Sidang Mahkamah Rakyat Adili Nawadosa Jokowi, Ini 9 Gugatannya
Reporter
Sultan Abdurrahman
Editor
Devy Ernis
Selasa, 25 Juni 2024 19:39 WIB
TEMPO.CO, Jakarta - Pemerintahan Presiden Joko Widodo alias Jokowi diadili dalam sidang Mahkamah Rakyat Luar Biasa yang berlangsung di Wisma Makara Universitas Indonesia atau UI, Depok, Jawa Barat pada Selasa, 25 Juni 2024. Dalam sidang tersebut, ada sembilan gugatan yang disebut sebagai “Nawadosa” rezim Jokowi yang dilayangkan para penggugat kepada negara.
Adapun gugatan dalam sidang Mahkamah Rakyat Luar Biasa itu dibacakan oleh kuasa hukum para penggugat, Muhammad Fadhil Alfathan. “Majelis Pengampu Keadilan yang terhormat, kami akan menyampaikan sembilan isu gugatan,” kata Fadhil dalam sidang.
Terdapat banyak contoh-contoh kasus untuk setiap poin dari sembilan gugatan yang dibacakan Fadhil. Tempo merangkum beberapa di antaranya untuk setiap poin gugatan.
Pertama, ujar Fadhil, adalah gugatan soal perampasan ruang hidup dan penyingkiran masyarakat. Dia memberikan contoh sejumlah kebijakan pemerintah, seperti proyek strategis nasional, Undang-undang Cipta Kerja, hilirisasi nikel, food estate sebagai kebijakan yang merugikan pada penggugat.
“Dan proyek-proyek yang dianggap oleh tergugat dapat meningkatkan pertumbuhan ekonomi, padahal sebaliknya, kami harus tergusur dari ruang kami yang sudah ditinggali sebelum republik ini berdiri,” ucap Fadhil mewakili para penggugat.
Kedua, gugatan juga dilayangkan terkait kekerasan, persekusi, kriminalisasi, dan diskriminasi. Fadhil mencontohkan sejumlah kasus kekerasan yang sering terjadi dalam berbagai demonstrasi sipil. Selain itu, ada juga berbagai regulasi pasal-pasal “karet” yang dianggap para penggugat telah dibiarkan oleh pemerintah dan mengakibatkan kriminalisasi.

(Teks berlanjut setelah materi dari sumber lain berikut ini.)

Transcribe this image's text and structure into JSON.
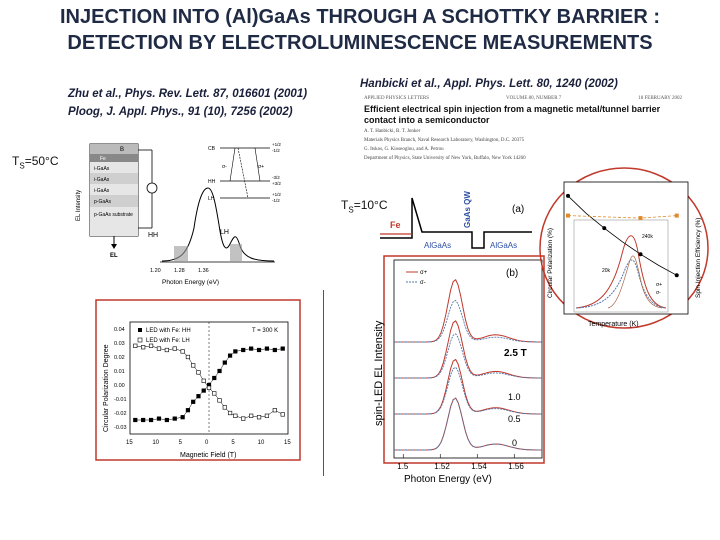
{
  "slide": {
    "title_line1": "INJECTION INTO (Al)GaAs THROUGH A SCHOTTKY BARRIER :",
    "title_line2": "DETECTION BY ELECTROLUMINESCENCE MEASUREMENTS"
  },
  "citations": {
    "zhu": "Zhu et al., Phys. Rev. Lett. 87, 016601 (2001)",
    "ploog": "Ploog, J. Appl. Phys., 91 (10), 7256 (2002)",
    "hanbicki": "Hanbicki et al., Appl. Phys. Lett. 80, 1240 (2002)"
  },
  "temps": {
    "left": {
      "prefix": "T",
      "sub": "S",
      "suffix": "=50°C"
    },
    "right": {
      "prefix": "T",
      "sub": "S",
      "suffix": "=10°C"
    }
  },
  "paper_header": {
    "journal": "APPLIED PHYSICS LETTERS",
    "volume": "VOLUME 80, NUMBER 7",
    "date": "18 FEBRUARY 2002",
    "title": "Efficient electrical spin injection from a magnetic metal/tunnel barrier contact into a semiconductor",
    "authors1": "A. T. Hanbicki, B. T. Jonker",
    "affil1": "Materials Physics Branch, Naval Research Laboratory, Washington, D.C. 20375",
    "authors2": "G. Itskos, G. Kioseoglou, and A. Petrou",
    "affil2": "Department of Physics, State University of New York, Buffalo, New York 14260"
  },
  "device": {
    "layers": [
      "B",
      "Fe",
      "i-GaAs",
      "i-GaAs",
      "i-GaAs",
      "p-GaAs",
      "p-GaAs substrate"
    ],
    "el_label": "EL",
    "x_axis_ticks": [
      "1.20",
      "1.28",
      "1.36"
    ],
    "x_axis_label": "Photon Energy (eV)",
    "y_axis_label": "EL Intensity",
    "peak_labels": [
      "HH",
      "LH"
    ],
    "level_labels": [
      "CB",
      "HH",
      "LH",
      "σ-",
      "σ+"
    ],
    "spin_values": [
      "+1/2",
      "-1/2",
      "-3/2",
      "+3/2",
      "+1/2",
      "-1/2"
    ]
  },
  "chart_data": [
    {
      "type": "scatter",
      "title": "",
      "xlabel": "Magnetic Field (T)",
      "ylabel": "Circular Polarization Degree",
      "x_ticks": [
        "15",
        "10",
        "5",
        "0",
        "5",
        "10",
        "15"
      ],
      "y_ticks": [
        "0.04",
        "0.03",
        "0.02",
        "0.01",
        "0.00",
        "-0.01",
        "-0.02",
        "-0.03"
      ],
      "xlim": [
        -15,
        15
      ],
      "ylim": [
        -0.035,
        0.045
      ],
      "legend": [
        "LED with Fe: HH",
        "LED with Fe: LH"
      ],
      "annotation": "T = 300 K",
      "series": [
        {
          "name": "LED with Fe: HH",
          "marker": "filled-square",
          "x": [
            -14,
            -12.5,
            -11,
            -9.5,
            -8,
            -6.5,
            -5,
            -4,
            -3,
            -2,
            -1,
            0,
            1,
            2,
            3,
            4,
            5,
            6.5,
            8,
            9.5,
            11,
            12.5,
            14
          ],
          "y": [
            -0.025,
            -0.025,
            -0.025,
            -0.024,
            -0.025,
            -0.024,
            -0.023,
            -0.018,
            -0.012,
            -0.008,
            -0.004,
            0.0,
            0.005,
            0.01,
            0.016,
            0.021,
            0.024,
            0.025,
            0.026,
            0.025,
            0.026,
            0.025,
            0.026
          ]
        },
        {
          "name": "LED with Fe: LH",
          "marker": "open-square",
          "x": [
            -14,
            -12.5,
            -11,
            -9.5,
            -8,
            -6.5,
            -5,
            -4,
            -3,
            -2,
            -1,
            0,
            1,
            2,
            3,
            4,
            5,
            6.5,
            8,
            9.5,
            11,
            12.5,
            14
          ],
          "y": [
            0.028,
            0.027,
            0.028,
            0.026,
            0.025,
            0.026,
            0.024,
            0.02,
            0.014,
            0.009,
            0.003,
            -0.002,
            -0.006,
            -0.011,
            -0.016,
            -0.02,
            -0.022,
            -0.024,
            -0.022,
            -0.023,
            -0.022,
            -0.018,
            -0.021
          ]
        }
      ]
    },
    {
      "type": "line",
      "title": "",
      "xlabel": "Photon Energy (eV)",
      "ylabel": "spin-LED EL Intensity",
      "x_ticks": [
        "1.5",
        "1.52",
        "1.54",
        "1.56"
      ],
      "xlim": [
        1.495,
        1.575
      ],
      "panel_label": "(b)",
      "legend": [
        "σ+",
        "σ-"
      ],
      "field_labels": [
        "2.5 T",
        "1.0",
        "0.5",
        "0"
      ],
      "series": [
        {
          "name": "σ+",
          "field": "2.5 T",
          "offset": 3.0,
          "peak": 1.2
        },
        {
          "name": "σ-",
          "field": "2.5 T",
          "offset": 3.0,
          "peak": 0.8
        },
        {
          "name": "σ+",
          "field": "1.0",
          "offset": 2.0,
          "peak": 1.1
        },
        {
          "name": "σ-",
          "field": "1.0",
          "offset": 2.0,
          "peak": 0.85
        },
        {
          "name": "σ+",
          "field": "0.5",
          "offset": 1.0,
          "peak": 1.05
        },
        {
          "name": "σ-",
          "field": "0.5",
          "offset": 1.0,
          "peak": 0.9
        },
        {
          "name": "σ+",
          "field": "0",
          "offset": 0.0,
          "peak": 1.0
        },
        {
          "name": "σ-",
          "field": "0",
          "offset": 0.0,
          "peak": 1.0
        }
      ]
    },
    {
      "type": "line",
      "title": "",
      "xlabel": "Temperature (K)",
      "ylabel": "Circular Polarization (%)",
      "ylabel_right": "Spin Injection Efficiency (%)",
      "inset_labels": [
        "240k",
        "20k",
        "σ+",
        "σ-"
      ],
      "series": [
        {
          "name": "Circular Polarization",
          "x": [
            0,
            25,
            50,
            75,
            100,
            125,
            150
          ],
          "y": [
            92,
            78,
            66,
            55,
            45,
            36,
            28
          ]
        },
        {
          "name": "Spin Injection Efficiency",
          "x": [
            0,
            100,
            150
          ],
          "y": [
            60,
            58,
            60
          ]
        }
      ]
    }
  ],
  "band_diagram": {
    "panel_label": "(a)",
    "labels": [
      "Fe",
      "AlGaAs",
      "GaAs QW",
      "AlGaAs"
    ]
  }
}
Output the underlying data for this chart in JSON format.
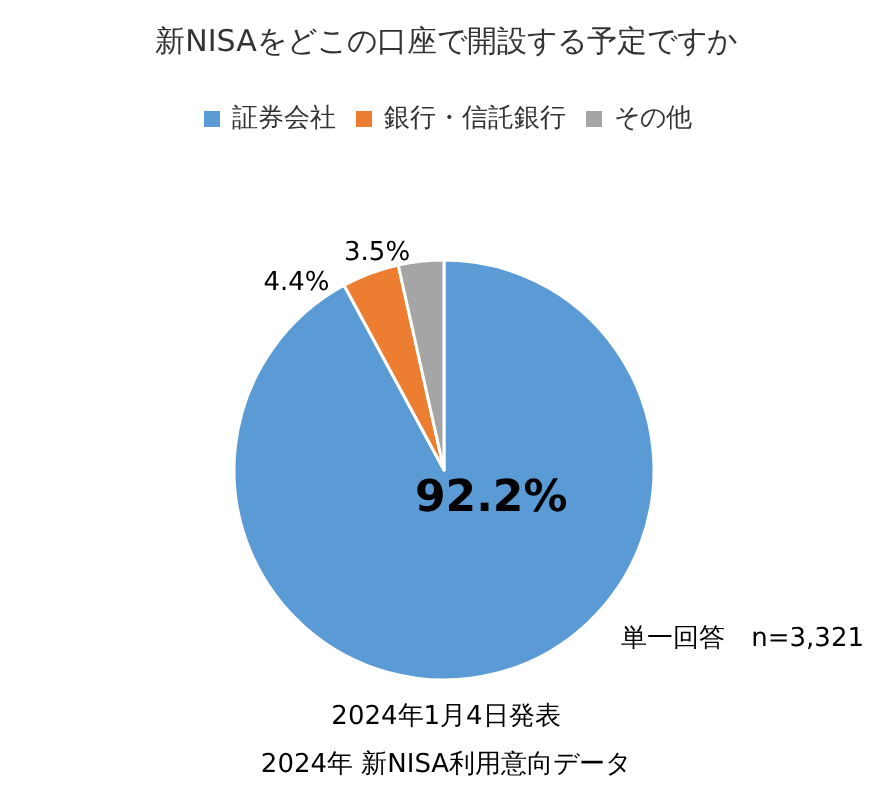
{
  "chart_data": {
    "type": "pie",
    "title": "新NISAをどこの口座で開設する予定ですか",
    "categories": [
      "証券会社",
      "銀行・信託銀行",
      "その他"
    ],
    "values": [
      92.2,
      4.4,
      3.5
    ],
    "colors": [
      "#5b9bd5",
      "#ed7d31",
      "#a5a5a5"
    ],
    "value_labels": [
      "92.2%",
      "4.4%",
      "3.5%"
    ],
    "legend": "top",
    "annotations": [
      "単一回答　n=3,321",
      "2024年1月4日発表",
      "2024年 新NISA利用意向データ"
    ]
  }
}
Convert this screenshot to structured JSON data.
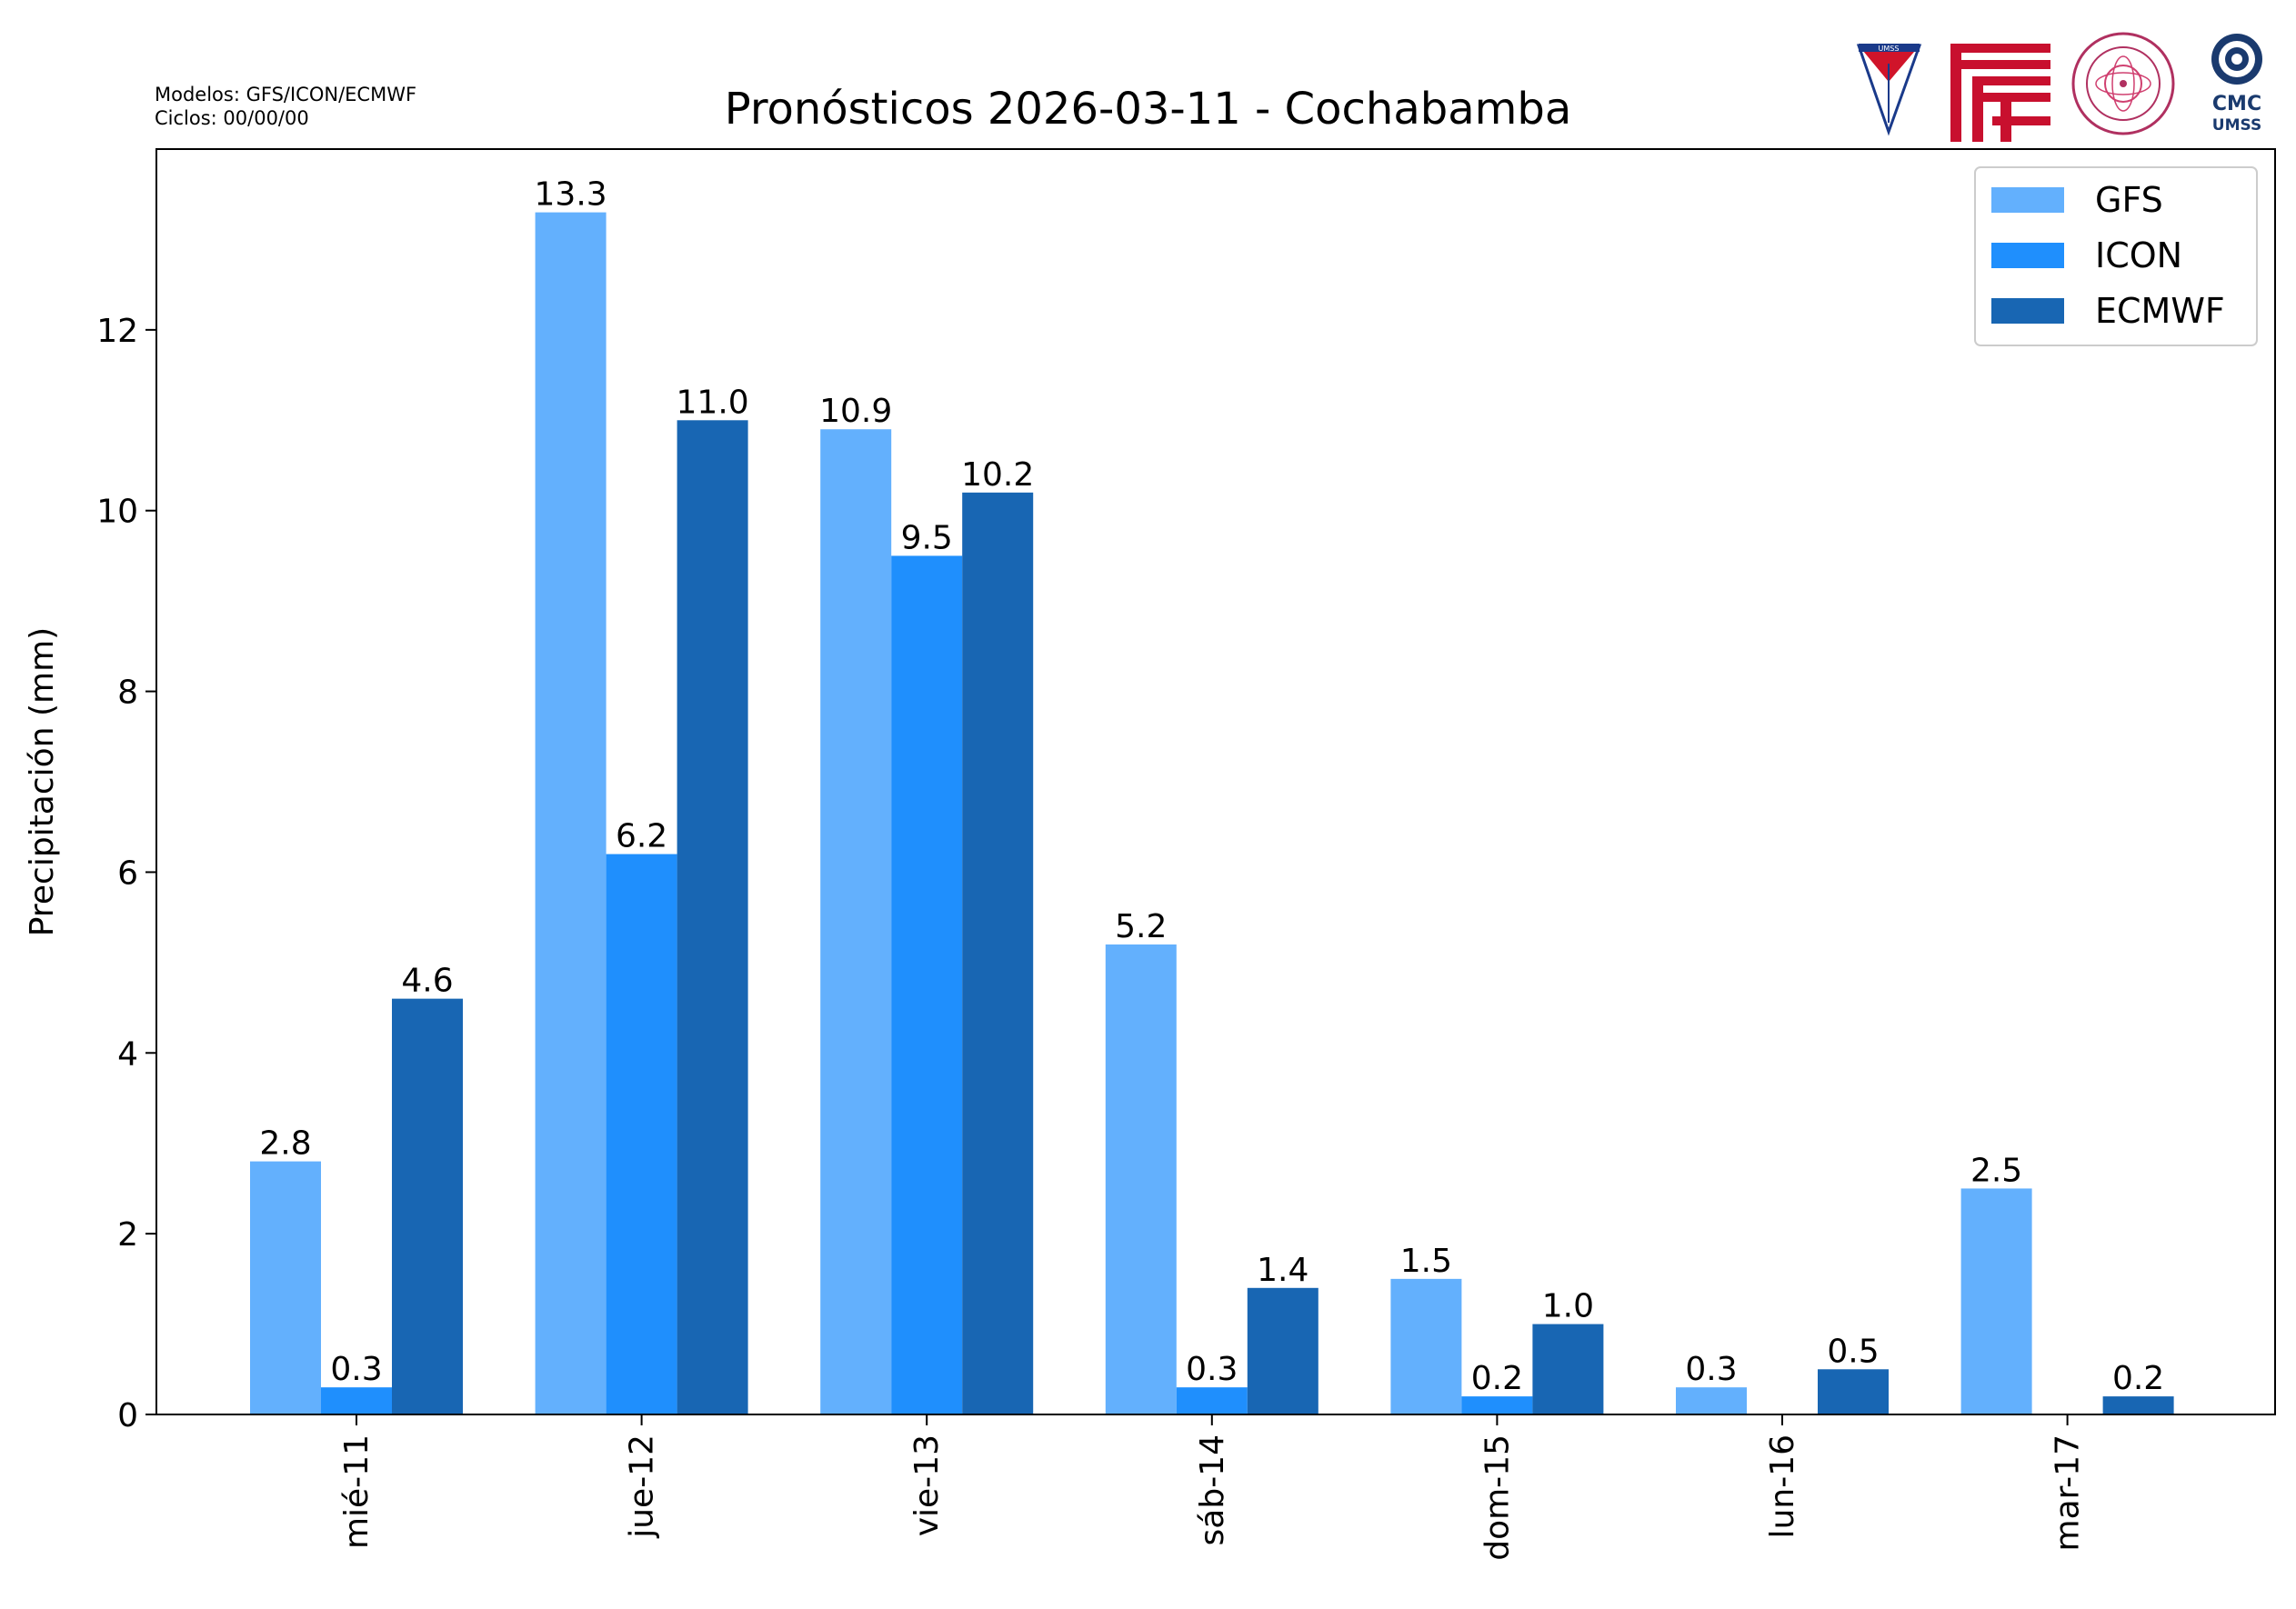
{
  "header": {
    "title": "Pronósticos 2026-03-11 - Cochabamba",
    "models_line": "Modelos: GFS/ICON/ECMWF",
    "cycles_line": "Ciclos: 00/00/00"
  },
  "logos": {
    "umss_shield_text": "UMSS",
    "cmc_line1": "CMC",
    "cmc_line2": "UMSS"
  },
  "chart_data": {
    "type": "bar",
    "title": "Pronósticos 2026-03-11 - Cochabamba",
    "xlabel": "",
    "ylabel": "Precipitación (mm)",
    "categories": [
      "mié-11",
      "jue-12",
      "vie-13",
      "sáb-14",
      "dom-15",
      "lun-16",
      "mar-17"
    ],
    "series": [
      {
        "name": "GFS",
        "color": "#63b0fd",
        "values": [
          2.8,
          13.3,
          10.9,
          5.2,
          1.5,
          0.3,
          2.5
        ]
      },
      {
        "name": "ICON",
        "color": "#1f8ffd",
        "values": [
          0.3,
          6.2,
          9.5,
          0.3,
          0.2,
          0.0,
          0.0
        ]
      },
      {
        "name": "ECMWF",
        "color": "#1866b3",
        "values": [
          4.6,
          11.0,
          10.2,
          1.4,
          1.0,
          0.5,
          0.2
        ]
      }
    ],
    "ylim": [
      0,
      14
    ],
    "yticks": [
      0,
      2,
      4,
      6,
      8,
      10,
      12
    ],
    "grid": false,
    "legend": "top-right",
    "data_labels": true
  }
}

“Ketiga, politik impunitas dan kejahatan kemanusiaan,” ucap Fadhil. Selama periode pemerintahan Jokowi, kata Fadhil, pemerintah diduga tidak serius menuntaskan berbagai kasus pelanggaran hak asasi manusia (HAM) berat.
Selain itu, Fadhil menyampaikan bahwa para penggugat kecewa karena Jokowi pernah berjanji ingin menyelesaikan dan melindungi korban kasus pelanggaran HAM berat. “Keluarga korban pun menganggap bahwa tergugat telah berbohong dan melindungi pelaku pelanggaran HAM berat masa lalu,” ujar Fadhil.
Keempat, Jokowi juga digugat soal komersialisasi, penyeragaman, dan penundukkan dalam sistem pendidikan nasional. Salah satu yang disoroti para penggugat adalah polemik mahalnya uang kuliah tunggal dan pemberlakuan status Perguruan Tinggi Negeri Badan Hukum atau PTNBH yang disebut membuat biaya kuliah semakin tinggi.